The mandate is being rolled out in phases. Large taxpayers with annual turnover above N5 billion entered the enforcement phase from July 1, 2026, and an estimated 5,000 companies fall within this category. As of earlier in the year, fewer than 1,000 had completed integration, leaving the majority still working towards compliance. The second phase targets medium-sized businesses with annual turnover between N1 billion and N5 billion, who are currently in a pilot integration period with enforcement scheduled to begin between January and March 2027.

Smaller businesses with turnover below N1 billion are expected to begin implementation in July 2027, with enforcement from January 2028. To help businesses navigate the transition, today’s E-Invoicing Compliance Breakfast — hosted by DigiTax Nigeria at The Wheatbaker Hotel in Lagos — is bringing together NRS officials, technical experts, and finance leaders to address practical questions on integration timelines, ERP compatibility, and compliance risk.

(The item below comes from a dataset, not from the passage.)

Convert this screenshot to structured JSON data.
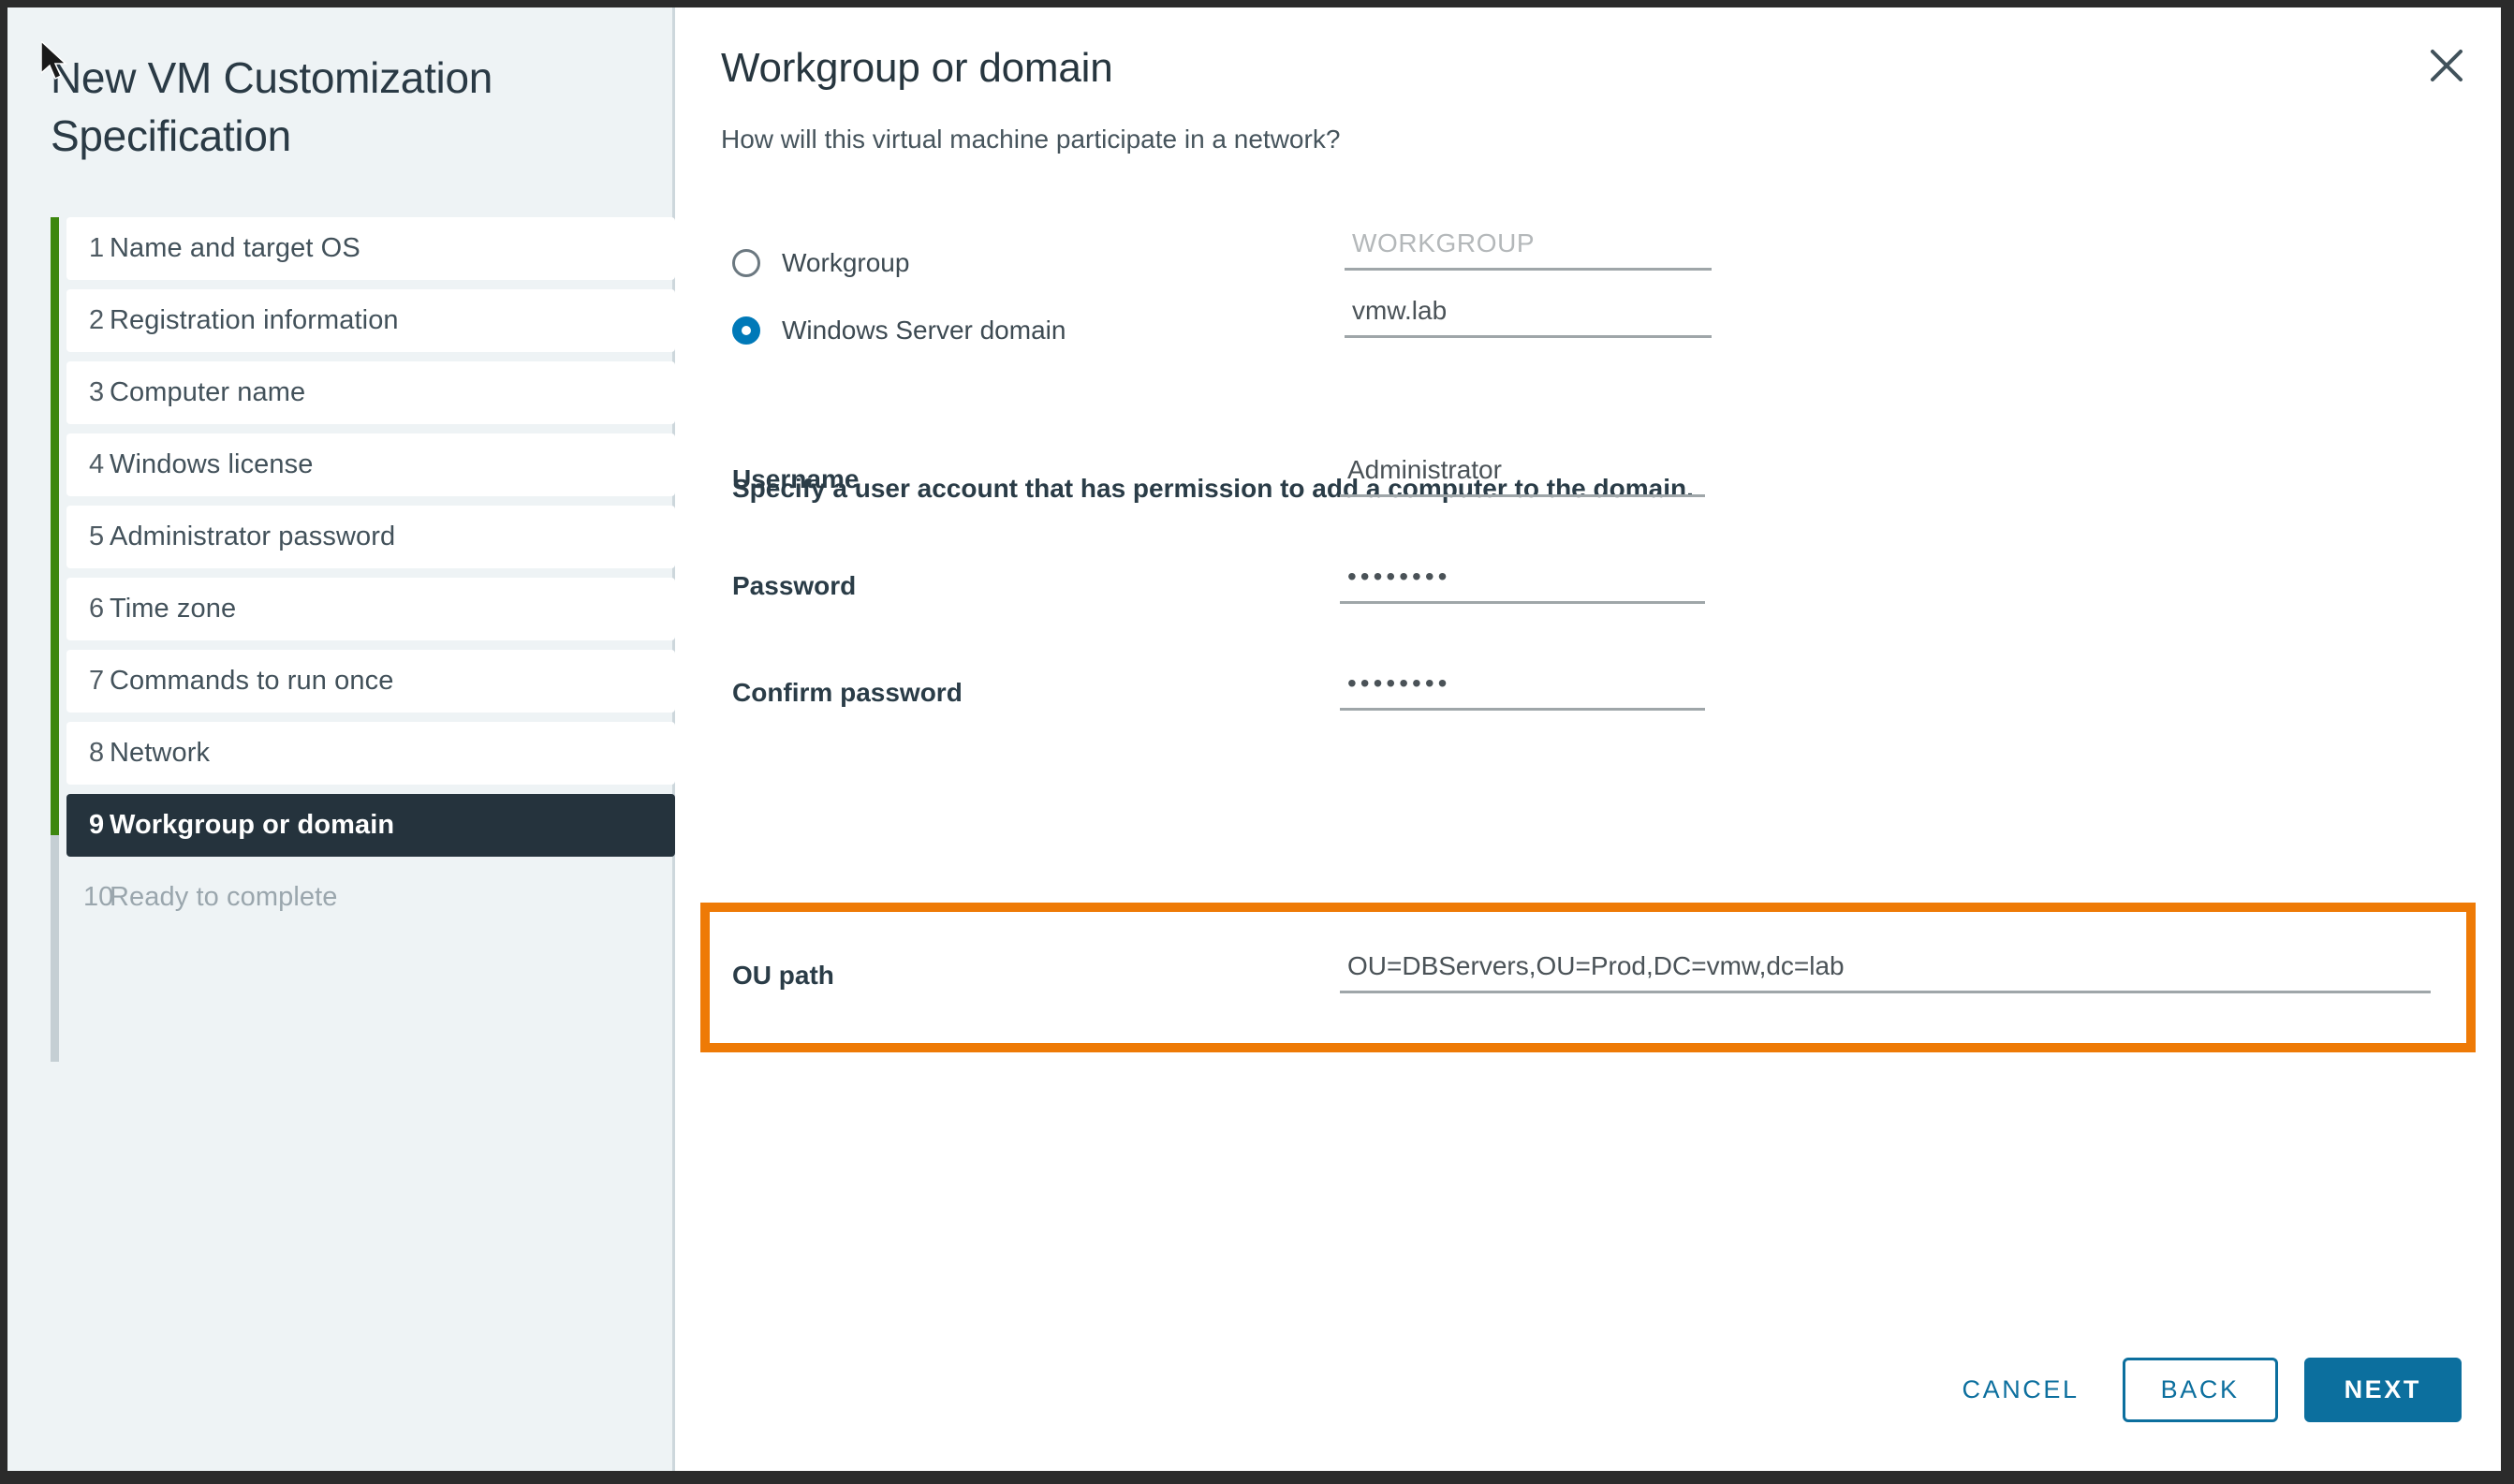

Read also: Nigeria’s tax reform architect Oyedele takes fiscal policy from design to delivery

What it means for Nigerian SMEs

While SMEs below the N1 billion annual turnover threshold are not yet the primary enforcement target, the new framework will affect them sooner than many may realise. Any small business transacting with a large or mid-tier company that falls within the regulated categories will already need to comply in practice, because unvalidated invoices prevent their customers from claiming VAT input credits.

This supply chain dimension of the mandate means that the e-invoicing transition is not a distant compliance concern for smaller enterprises but an immediate operational reality for any SME embedded in a formal supply chain. Technology providers are responding to this gap, with platforms such as DigiTax, Afri Invoice, and UsawaConnect offering integration solutions designed to connect businesses to the NRS platform without requiring major overhauls of existing accounting systems. For SMEs, the broader message from the transition is that digital formalisation of business transactions is no longer optional in Nigeria’s evolving regulatory environment.